Même constat pour James Saint-Cyr, le président de l’association Kadek (collectif haïtien pour le développement, l’éducation et la culture), qui déplore les "bourdes" du gouvernement. "Quelle idée d’avoir organisé des élections dans ce contexte. C’est vraiment n’importe quoi. J’ai peur que l’on tombe dans une crise politique grave. Qui sait ce qui se passera le 7 février [date à laquelle le mandat de René Préval s’arrête, ndlr] ?".
De l’autre côté de la place, la colère change de cap. Les manifestants, plus jeunes, ne comprennent pas, eux, la faible mobilisation. Ils n’étaient, en effet, qu’une petite centaine à s’être déplacée. Travail, mauvais temps, mauvaise organisation, autant d’arguments que d’absents intolérables. "C’est une honte, où sont les Haïtiens de Paris ?", s’égosille Ebene, un jeune Français d’origine haïtienne, enroulé dans le drapeau national. "C’est un jour spécial, il fallait être là. Maintenant, on va dire qu’on est pas solidaires avec ce qui se passe là-bas".
Anne-Laure, une jeune lycéenne à ses côtés, ne comprend pas non plus. " Au lieu de critiquer l'ONU, et les ONG, balayons devant notre porte. Je m’attendais à beaucoup plus de monde, c’est triste… ", confie celle qui a manqué une journée de cours pour être présente.
"Vous verrez ! Un jour, Haïti se relèvera"
Vers 15 heures, une heure après le début du rassemblement, caméras et manifestants ont commencé à se disperser. Avant de partir, les quelques présents ont tenu à chanter l’hymne haïtien, la Dessalinienne. Un court moment de communion entonné entre les crêpes des touristes et les flashs d’appareils photos.

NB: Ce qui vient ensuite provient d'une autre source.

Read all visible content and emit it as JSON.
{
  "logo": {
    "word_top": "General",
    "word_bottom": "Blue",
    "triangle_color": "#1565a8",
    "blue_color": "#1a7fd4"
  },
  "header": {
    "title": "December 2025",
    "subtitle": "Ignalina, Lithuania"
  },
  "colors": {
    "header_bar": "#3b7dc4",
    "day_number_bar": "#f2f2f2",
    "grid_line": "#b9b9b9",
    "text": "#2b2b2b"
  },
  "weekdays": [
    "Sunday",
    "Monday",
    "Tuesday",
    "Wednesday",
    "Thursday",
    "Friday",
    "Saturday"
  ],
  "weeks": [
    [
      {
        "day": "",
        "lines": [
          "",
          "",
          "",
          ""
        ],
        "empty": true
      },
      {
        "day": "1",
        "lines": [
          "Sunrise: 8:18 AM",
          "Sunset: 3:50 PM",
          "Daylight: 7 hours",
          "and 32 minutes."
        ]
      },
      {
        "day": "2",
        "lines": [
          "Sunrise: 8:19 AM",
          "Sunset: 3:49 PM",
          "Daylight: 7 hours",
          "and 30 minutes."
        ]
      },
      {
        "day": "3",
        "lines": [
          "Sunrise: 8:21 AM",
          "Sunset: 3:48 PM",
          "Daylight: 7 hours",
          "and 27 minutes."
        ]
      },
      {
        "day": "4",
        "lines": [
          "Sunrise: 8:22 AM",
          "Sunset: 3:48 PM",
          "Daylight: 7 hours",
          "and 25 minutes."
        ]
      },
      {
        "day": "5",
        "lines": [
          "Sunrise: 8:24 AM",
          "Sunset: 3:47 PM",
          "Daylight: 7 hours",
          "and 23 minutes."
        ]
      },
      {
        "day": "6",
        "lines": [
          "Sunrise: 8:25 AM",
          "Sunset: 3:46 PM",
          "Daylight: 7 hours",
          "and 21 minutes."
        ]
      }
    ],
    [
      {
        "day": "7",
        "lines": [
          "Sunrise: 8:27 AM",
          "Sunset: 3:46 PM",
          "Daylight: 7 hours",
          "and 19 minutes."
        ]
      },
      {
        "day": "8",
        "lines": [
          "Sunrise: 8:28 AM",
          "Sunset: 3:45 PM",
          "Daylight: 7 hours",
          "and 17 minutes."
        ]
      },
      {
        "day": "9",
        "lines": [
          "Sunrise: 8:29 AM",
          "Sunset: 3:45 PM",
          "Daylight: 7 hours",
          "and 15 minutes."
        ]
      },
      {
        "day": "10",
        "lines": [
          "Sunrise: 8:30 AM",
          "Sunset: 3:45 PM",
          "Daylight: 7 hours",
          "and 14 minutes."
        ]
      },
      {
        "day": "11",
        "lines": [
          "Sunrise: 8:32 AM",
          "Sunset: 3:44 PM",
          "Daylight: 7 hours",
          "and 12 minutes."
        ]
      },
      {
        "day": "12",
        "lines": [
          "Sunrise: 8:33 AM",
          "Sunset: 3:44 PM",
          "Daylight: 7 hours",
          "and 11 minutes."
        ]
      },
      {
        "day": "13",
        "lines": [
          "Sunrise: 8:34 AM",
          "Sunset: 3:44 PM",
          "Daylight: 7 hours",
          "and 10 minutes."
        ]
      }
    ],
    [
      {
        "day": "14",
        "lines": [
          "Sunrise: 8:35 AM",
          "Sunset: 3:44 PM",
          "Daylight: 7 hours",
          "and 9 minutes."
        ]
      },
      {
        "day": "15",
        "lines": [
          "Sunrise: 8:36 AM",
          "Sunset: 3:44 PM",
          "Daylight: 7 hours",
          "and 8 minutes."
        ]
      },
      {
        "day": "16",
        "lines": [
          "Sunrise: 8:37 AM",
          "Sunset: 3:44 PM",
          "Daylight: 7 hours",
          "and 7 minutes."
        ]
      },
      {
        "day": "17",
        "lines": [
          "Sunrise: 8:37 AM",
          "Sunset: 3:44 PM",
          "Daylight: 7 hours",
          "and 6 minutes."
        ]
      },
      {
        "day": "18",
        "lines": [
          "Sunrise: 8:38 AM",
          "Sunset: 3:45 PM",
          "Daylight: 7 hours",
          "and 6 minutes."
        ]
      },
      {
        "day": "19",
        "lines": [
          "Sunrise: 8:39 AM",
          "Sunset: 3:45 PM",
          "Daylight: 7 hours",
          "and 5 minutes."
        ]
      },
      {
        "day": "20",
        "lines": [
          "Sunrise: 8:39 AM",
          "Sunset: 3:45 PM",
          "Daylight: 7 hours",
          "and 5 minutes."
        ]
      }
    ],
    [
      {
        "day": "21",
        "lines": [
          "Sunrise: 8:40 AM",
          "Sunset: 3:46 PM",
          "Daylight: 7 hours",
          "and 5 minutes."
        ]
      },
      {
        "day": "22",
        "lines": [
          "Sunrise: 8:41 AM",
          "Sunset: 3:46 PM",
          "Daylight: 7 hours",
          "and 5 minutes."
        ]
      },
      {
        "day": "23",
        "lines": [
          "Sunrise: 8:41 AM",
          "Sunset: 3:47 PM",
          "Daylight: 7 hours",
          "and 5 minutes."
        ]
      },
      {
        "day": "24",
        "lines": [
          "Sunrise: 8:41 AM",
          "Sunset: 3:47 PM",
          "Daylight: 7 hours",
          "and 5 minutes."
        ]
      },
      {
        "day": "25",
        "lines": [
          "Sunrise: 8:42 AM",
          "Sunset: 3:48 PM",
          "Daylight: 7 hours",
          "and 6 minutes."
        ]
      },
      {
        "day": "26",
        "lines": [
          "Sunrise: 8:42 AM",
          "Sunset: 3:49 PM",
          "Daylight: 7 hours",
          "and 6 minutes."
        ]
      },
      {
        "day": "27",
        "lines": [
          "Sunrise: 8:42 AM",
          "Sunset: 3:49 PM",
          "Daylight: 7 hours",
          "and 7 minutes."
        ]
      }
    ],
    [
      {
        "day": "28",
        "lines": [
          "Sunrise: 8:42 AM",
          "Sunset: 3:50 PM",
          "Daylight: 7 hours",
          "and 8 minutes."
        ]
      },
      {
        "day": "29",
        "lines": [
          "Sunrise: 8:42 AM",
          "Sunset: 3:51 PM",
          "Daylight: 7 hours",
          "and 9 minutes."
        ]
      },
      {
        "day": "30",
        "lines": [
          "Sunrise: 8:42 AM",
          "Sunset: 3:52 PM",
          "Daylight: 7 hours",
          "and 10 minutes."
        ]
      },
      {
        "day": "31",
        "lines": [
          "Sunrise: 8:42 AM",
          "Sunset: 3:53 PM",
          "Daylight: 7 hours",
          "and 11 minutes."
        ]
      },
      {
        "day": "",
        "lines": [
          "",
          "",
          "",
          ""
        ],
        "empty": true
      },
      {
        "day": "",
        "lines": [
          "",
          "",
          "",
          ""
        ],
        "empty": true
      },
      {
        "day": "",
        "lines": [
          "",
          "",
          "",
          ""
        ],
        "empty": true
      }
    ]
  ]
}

Beaucoup ont promis de revenir au même endroit le 12 janvier 2012 pour faire un nouveau bilan qu’ils espèrent, cette fois, positif. Et l’espoir est là, tapi dans les promesses d'un avenir meilleur. "Même si notre pays est à terre, même si son existence est menacée", tempête au micro Lainy Rochambeau, porte-parole du Collectf du 12 janvier "Haïti vivra, vous verrez, un jour Haïti se relèvera".